Writing your data connector from Facebook ads to Google BigQuery

Andrey Osypov
Beards Analytics 🇺🇦
9 min readMay 27, 2020

--

If you work with Facebook ads then you will understand that to see the statistics in Facebook interface is not enough and you need to use other systems.

For example, if you use App+Web Google Analytics you have a free connector for Google BigQuery. We can do the classic reports by using Google Data Studio (in the last article I described a few tricks about it) or other visualization systems. We need data from advertising activities for that.

Everything is simple with Google Ads. We can use a BigQuery transfer, which can send Google BigQuery a lot of data from the advertising and you can set it for several minutes. Working with other data sources are difficult.

There are many paid and partially free services on the market that solve this problem, but why pay money if we have cool Cloud Functions in Google Cloud.

And besides visualizing data on Facebook Ads in Data Studio, we can upload this data to Google Analytics from BigQuery, or automate marketing in general.

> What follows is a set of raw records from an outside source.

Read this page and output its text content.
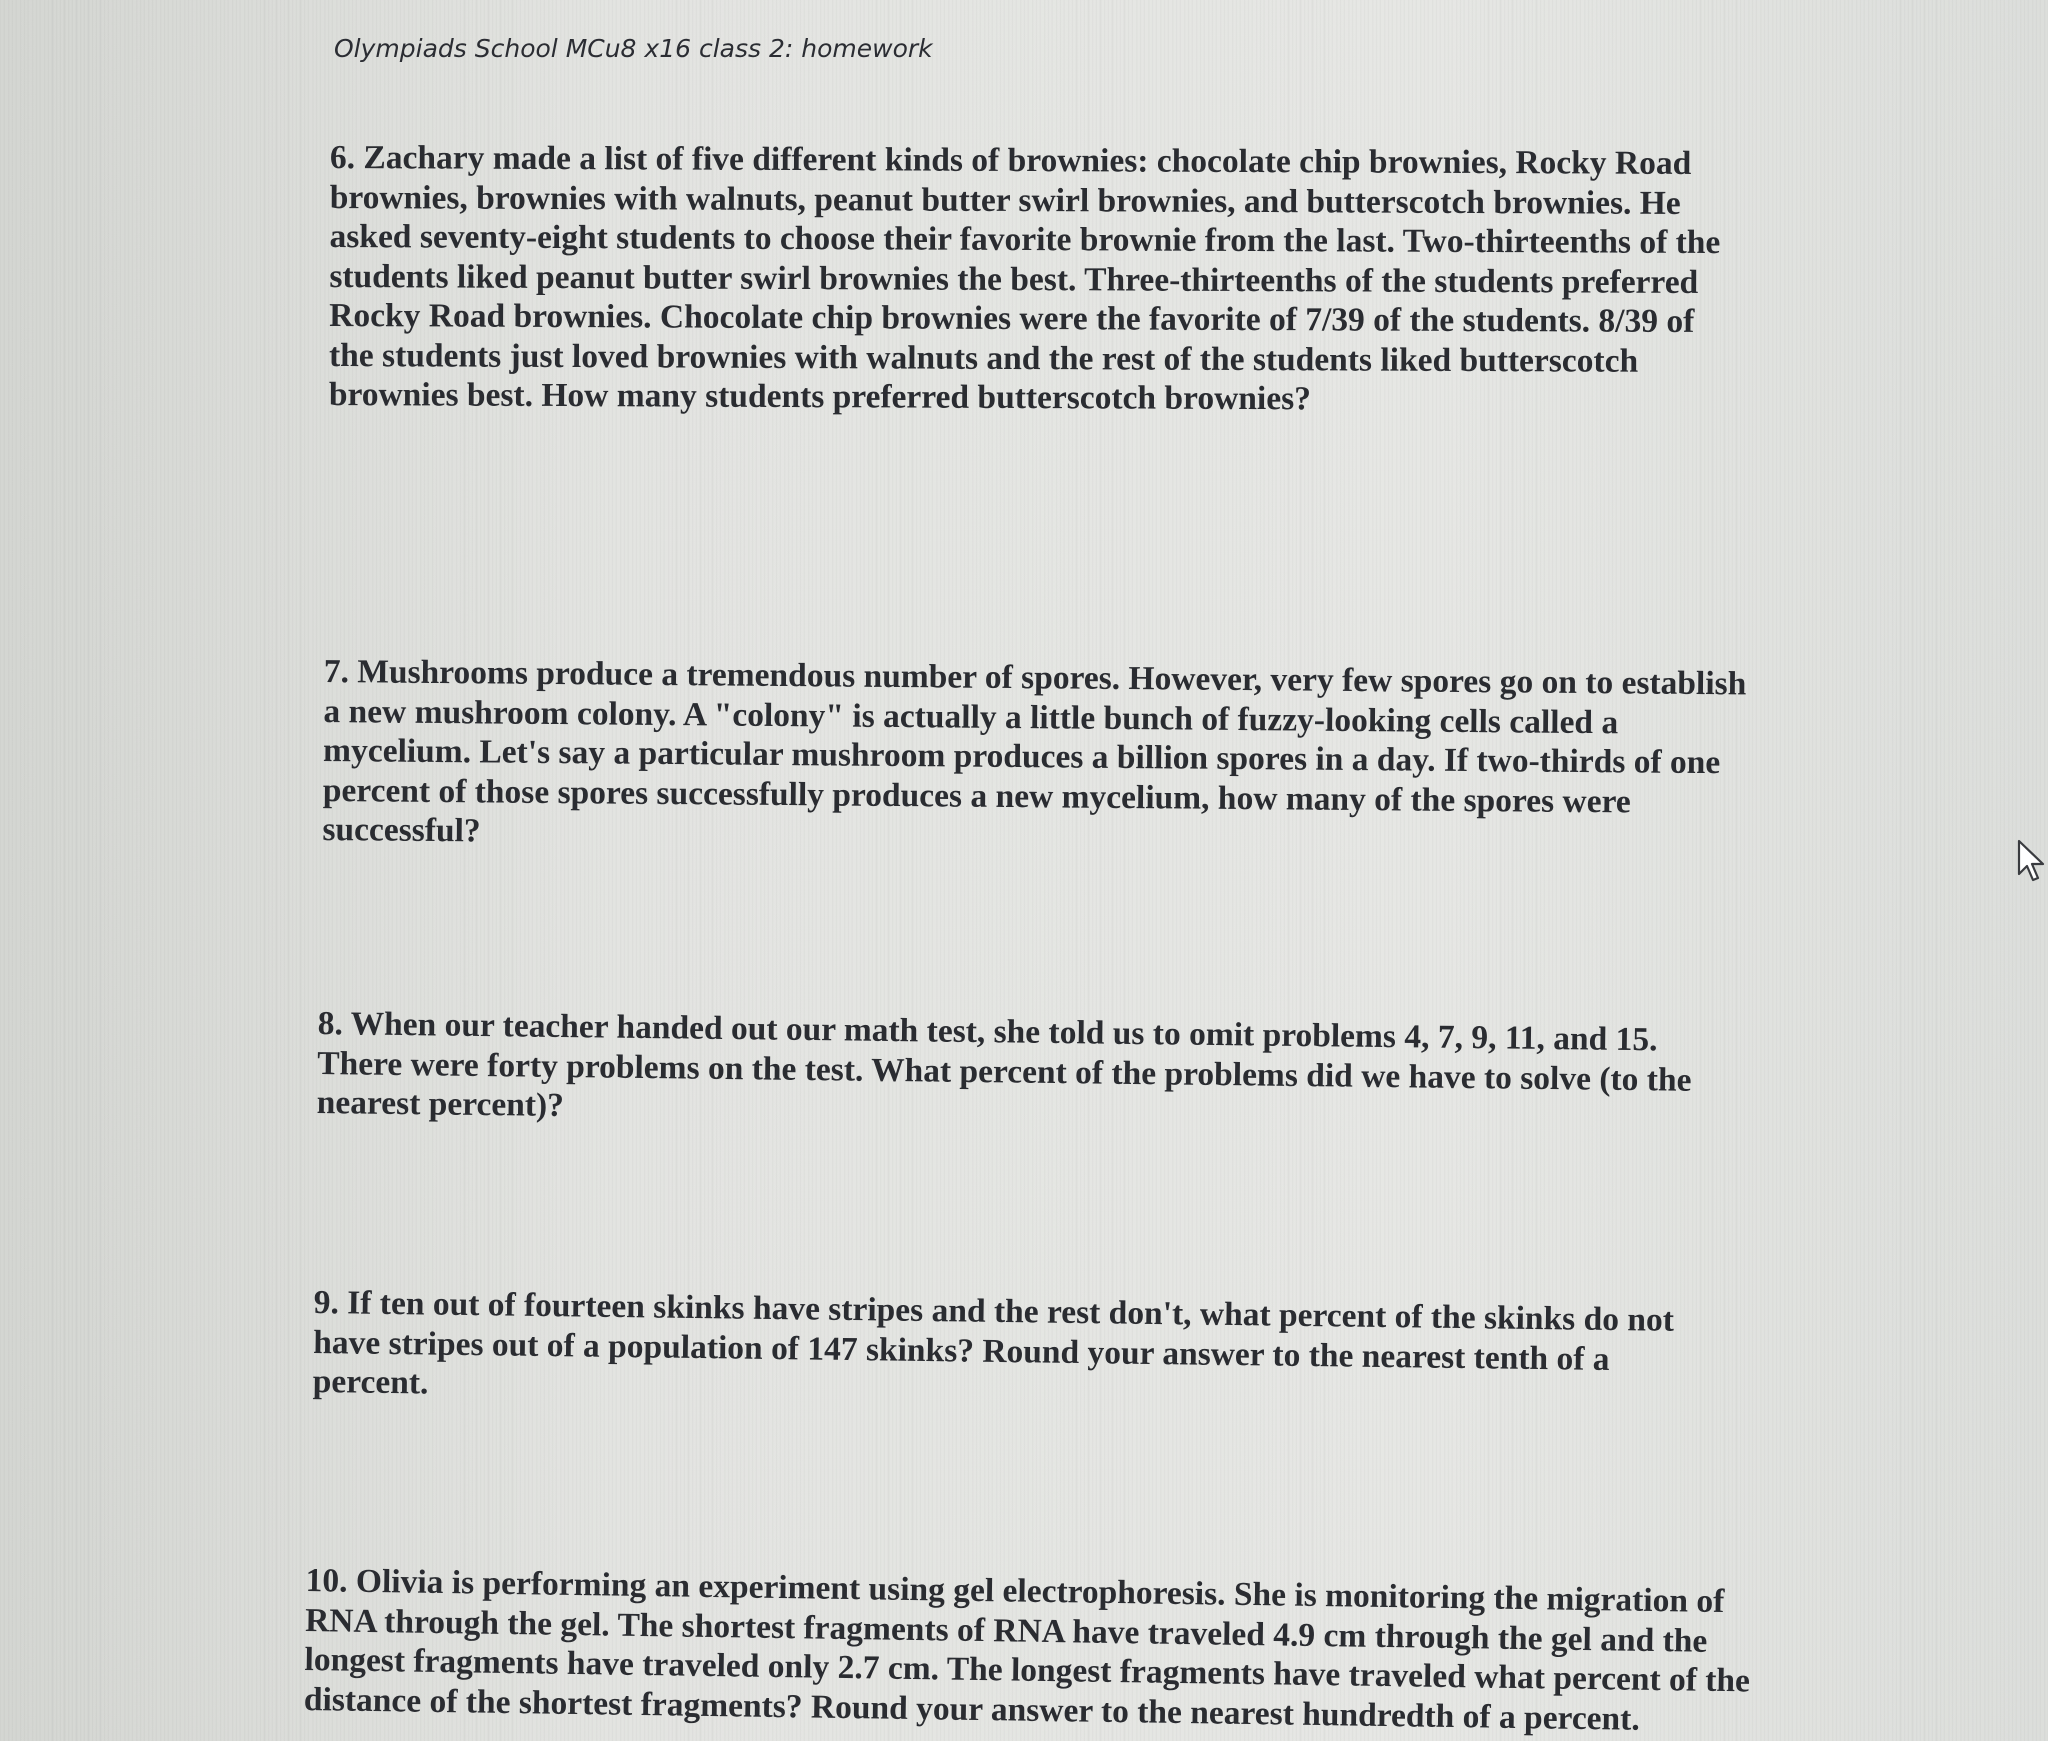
Olympiads School MCu8 x16 class 2: homework

6. Zachary made a list of five different kinds of brownies: chocolate chip brownies, Rocky Road brownies, brownies with walnuts, peanut butter swirl brownies, and butterscotch brownies. He asked seventy-eight students to choose their favorite brownie from the last. Two-thirteenths of the students liked peanut butter swirl brownies the best. Three-thirteenths of the students preferred Rocky Road brownies. Chocolate chip brownies were the favorite of 7/39 of the students. 8/39 of the students just loved brownies with walnuts and the rest of the students liked butterscotch brownies best. How many students preferred butterscotch brownies?

7. Mushrooms produce a tremendous number of spores. However, very few spores go on to establish a new mushroom colony. A "colony" is actually a little bunch of fuzzy-looking cells called a mycelium. Let's say a particular mushroom produces a billion spores in a day. If two-thirds of one percent of those spores successfully produces a new mycelium, how many of the spores were successful?

8. When our teacher handed out our math test, she told us to omit problems 4, 7, 9, 11, and 15. There were forty problems on the test. What percent of the problems did we have to solve (to the nearest percent)?

9. If ten out of fourteen skinks have stripes and the rest don't, what percent of the skinks do not have stripes out of a population of 147 skinks? Round your answer to the nearest tenth of a percent.

10. Olivia is performing an experiment using gel electrophoresis. She is monitoring the migration of RNA through the gel. The shortest fragments of RNA have traveled 4.9 cm through the gel and the longest fragments have traveled only 2.7 cm. The longest fragments have traveled what percent of the distance of the shortest fragments? Round your answer to the nearest hundredth of a percent.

Creating Google Cloud Project

If you haven’t got your Project in Google Cloud it is time to create that. For that we go to console.cloud.google.com and create an account.

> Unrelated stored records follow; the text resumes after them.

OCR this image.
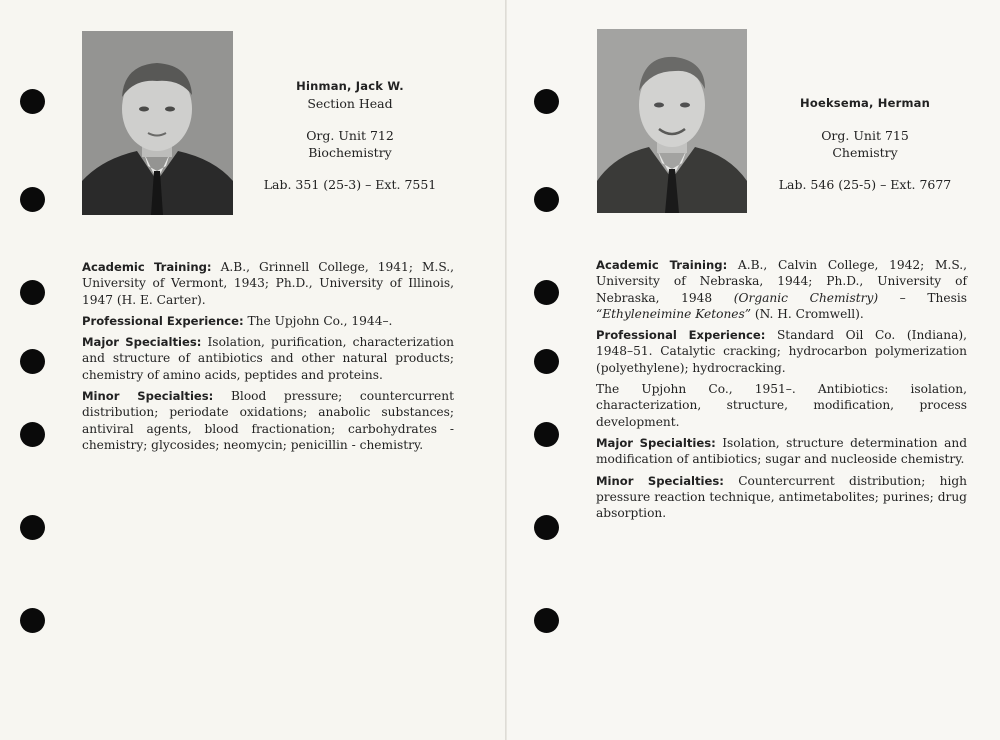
Hinman, Jack W.
Section Head
Org. Unit 712
Biochemistry
Lab. 351 (25-3) – Ext. 7551

Academic Training: A.B., Grinnell College, 1941; M.S., University of Vermont, 1943; Ph.D., University of Illinois, 1947 (H. E. Carter).

Professional Experience: The Upjohn Co., 1944–.

Major Specialties: Isolation, purification, characterization and structure of antibiotics and other natural products; chemistry of amino acids, peptides and proteins.

Minor Specialties: Blood pressure; countercurrent distribution; periodate oxidations; anabolic substances; antiviral agents, blood fractionation; carbohydrates - chemistry; glycosides; neomycin; penicillin - chemistry.

Hoeksema, Herman
Org. Unit 715
Chemistry
Lab. 546 (25-5) – Ext. 7677

Academic Training: A.B., Calvin College, 1942; M.S., University of Nebraska, 1944; Ph.D., University of Nebraska, 1948 (Organic Chemistry) – Thesis “Ethyleneimine Ketones” (N. H. Cromwell).

Professional Experience: Standard Oil Co. (Indiana), 1948–51. Catalytic cracking; hydrocarbon polymerization (polyethylene); hydrocracking.

The Upjohn Co., 1951–. Antibiotics: isolation, characterization, structure, modification, process development.

Major Specialties: Isolation, structure determination and modification of antibiotics; sugar and nucleoside chemistry.

Minor Specialties: Countercurrent distribution; high pressure reaction technique, antimetabolites; purines; drug absorption.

Next, we need to create a new project.

You get $300 for the year, so first year will be free.

You need to fill all the necessary billing data to create a new project:

Yes! We have a customized project:

To publish functions, we have the opportunity to work with gcloud (command-line tool, in the terminal) or work with web UI, which we just got access to.

If you do not have experience with the terminal, this can lead to difficulties, so I recommend that you configure everything in the web version.

To install gcloud go to the address, and, depending on your operating system, follow the instructions.

Don’t forget to check the boxes next to beta commands, we need it.

Facebook ads ETL

Getting Facebook credentials.

At first, we need create app on https://developers.facebook.com/

Choose, Create App:

Here you can get app_id, app_secret and access_token:

APP_ID will show directly on the main screen:

Next, APP_SECRET, we can select from the Settings menu — Basic section

The most interesting thing is to take a token. To do this, click on the last item — Product on the left side of the menu and select the Marketing API, click on Set up:

Furthermore, after adding the Marketing API, we go to the Tools section, where we select the read_insights and ads_read checkmarks, click on the “GET TOKEN” and save the token.

The token that was obtained this way is live for 60 days, after that we will need to generate it again. We can go through Facebook verification to take the long live token.

We will need these three variables to load scheduled data.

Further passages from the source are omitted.